Carol Sicherman taught English at Cornell and the City University of New York. Initially a specialist in 17th-century English literature, she devoted twenty-five years to research on anglophone African literature and history. In recent years, she has written two books stemming from family papers: "Rude Awakenings: An American Historian's Encounters with Nazism, Communism, and McCarthyism" (2011) and "'Dear and faithful Matel leb': Ninety-nine Galician Postcards, 1905-21 (submitted to a publisher). Both books concern emigration to some extent: German Jews escaping Nazism in the 1930s, and Polish Jews escaping anti-Semitism following the collapse of the Austro-Hungarian Empire.

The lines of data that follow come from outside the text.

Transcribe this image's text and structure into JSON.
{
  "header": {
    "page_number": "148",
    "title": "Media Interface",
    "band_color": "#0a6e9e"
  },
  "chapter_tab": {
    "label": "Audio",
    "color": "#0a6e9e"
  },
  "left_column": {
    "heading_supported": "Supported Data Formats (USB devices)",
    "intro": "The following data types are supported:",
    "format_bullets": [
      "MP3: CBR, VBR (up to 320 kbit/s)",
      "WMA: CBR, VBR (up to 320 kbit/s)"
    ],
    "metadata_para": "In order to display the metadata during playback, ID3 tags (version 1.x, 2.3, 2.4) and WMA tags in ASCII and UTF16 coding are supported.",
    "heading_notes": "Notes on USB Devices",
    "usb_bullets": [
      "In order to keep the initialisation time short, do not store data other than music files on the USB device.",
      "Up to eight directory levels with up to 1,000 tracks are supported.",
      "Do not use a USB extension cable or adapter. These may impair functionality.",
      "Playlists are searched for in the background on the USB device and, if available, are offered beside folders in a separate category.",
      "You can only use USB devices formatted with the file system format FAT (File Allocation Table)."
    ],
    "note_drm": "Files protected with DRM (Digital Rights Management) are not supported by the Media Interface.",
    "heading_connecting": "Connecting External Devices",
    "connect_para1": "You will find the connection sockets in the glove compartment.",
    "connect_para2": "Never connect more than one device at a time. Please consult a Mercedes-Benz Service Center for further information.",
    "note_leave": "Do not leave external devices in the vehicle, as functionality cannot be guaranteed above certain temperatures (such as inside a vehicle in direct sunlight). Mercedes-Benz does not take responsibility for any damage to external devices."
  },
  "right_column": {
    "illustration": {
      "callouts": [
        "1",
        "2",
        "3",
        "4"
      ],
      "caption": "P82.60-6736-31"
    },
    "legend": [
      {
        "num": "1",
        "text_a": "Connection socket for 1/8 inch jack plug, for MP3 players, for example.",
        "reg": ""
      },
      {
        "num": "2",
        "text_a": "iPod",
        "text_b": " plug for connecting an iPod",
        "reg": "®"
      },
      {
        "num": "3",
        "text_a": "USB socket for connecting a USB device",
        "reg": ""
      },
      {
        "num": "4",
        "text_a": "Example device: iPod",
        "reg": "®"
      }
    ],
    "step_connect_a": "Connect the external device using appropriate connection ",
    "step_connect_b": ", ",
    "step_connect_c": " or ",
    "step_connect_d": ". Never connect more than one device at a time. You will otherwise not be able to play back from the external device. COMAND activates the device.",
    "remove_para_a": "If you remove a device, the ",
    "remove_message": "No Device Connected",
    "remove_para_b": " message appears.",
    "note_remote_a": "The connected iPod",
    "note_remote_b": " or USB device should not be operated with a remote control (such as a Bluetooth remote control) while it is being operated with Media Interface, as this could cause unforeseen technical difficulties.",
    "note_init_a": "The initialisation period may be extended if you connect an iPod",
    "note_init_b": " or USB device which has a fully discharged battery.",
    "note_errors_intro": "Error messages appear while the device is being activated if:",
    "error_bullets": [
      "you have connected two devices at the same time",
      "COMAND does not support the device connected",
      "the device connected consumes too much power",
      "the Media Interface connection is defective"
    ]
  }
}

More posts by Carol Sicherman

Join the discussion 4 Comments

  • Thanks for sharing, Carol! In addition to providing a tantalizing glimpse into the lives of multilingual Central European Jews in the early 20th century, your work is also inspiring for us sociolinguists as a model how collaborative multilingual research might work. Can’t wait to read your book!
    Do you have any idea why Jakob Isac might have chosen to write his postcards in German? I’ve always understood that the family was Yiddish-speaking so in face-to-face communication he would have spoken Yiddish with Matylda, right? Was there any requirement from the censor’s office to write in German (or to not write in Yiddish)? And how did Matylda learn German? Presumably, she didn’t attend an yeshiva where she could have picked it up from fellow pupils? It seems to me that the family may have been much more multilingual than the label “Yiddish-speaking” would suggest? Thanks, Ingrid

    • Oak says:

      You are right: Yiddish was the family language. There was no censorship involved. Most Jewish soldiers in the Austro-Hungarian army wrote in German–my source doesn’t explain why, other than it was the lingua franca of the A-H Empire. Matylda received a card from a young cousin whose German shows signs of schooling, whereas most of the German intermixes Yiddish, as indeed most of the supposedly Yiddish cards are either actually German in Hebrew characters or Yiddish influenced by German, sometimes to such an extent that it could be labeled “dayschmerish” (daytsch=deutsch). Matylda appears to have attended a state school conducted in Polish, in which German would have been a subject; she had to leave after two years to take care of the babies that her mother kept delivering, most of whom died. Her young women correspondents used Polish almost as much as German. Pious Orthodox Jews didn’t see women’s education as important, so they didn’t mind sending girls to Polish public schools–tbe more girls enrolled, the fewer places for boys, who then could go unimpeded to Yiddish-language religious schools.Only one man of the now 104 cards wrote in Polish. The reason there are 104 rather than 99 is that five had migrated, somehow, from Oakland CA to Brooklyn NY. I am now incorporating them in the book. Carol

      • Miriam Faine says:

        maybe Matylda didn’t know how to write/ read Yiddish script? As girls were not sent to cheder? And 2 more points (this is a hobby horse of mine too) – how is ‘German in Hebrew characters’ distinguished from Yiddish? And where did she come from in Poland? As in Western Poland German was more likely to have been a lingua franca – i.e. under the Austro Hungarian empire.

        • Oak says:

          Matylda did know how to write and read in Yiddish; in fact, later in life she maintained a daily correspondence in Yiddish. She came from Boryslaw. By “German in Hebrew characters,” I meant that the language is more “German” than Yiddish. In fact, there is a continuum linking Yiddish and “German”–a version of it, such as used in this part of Galicia (i.e. not the Standard German of, say, Vienna). Just as there are many Englishes (Australian, American, Canadian, etc.), so there were, and are, many Germans.
          I should add, in response to Ingrid’s previous comment, that the Austro-Hungarian military forbade soldiers from writing in any script other than “Latin.” So Jacob had to write in German when using the military mail system, but nonetheless he mostly used German when using the civilian postal system. One can conclude that in his multilingual milieu, distinctions were almost meaningless. Later in life, he wrote theological commentaries in Hebrew and his memoirs in Yiddish.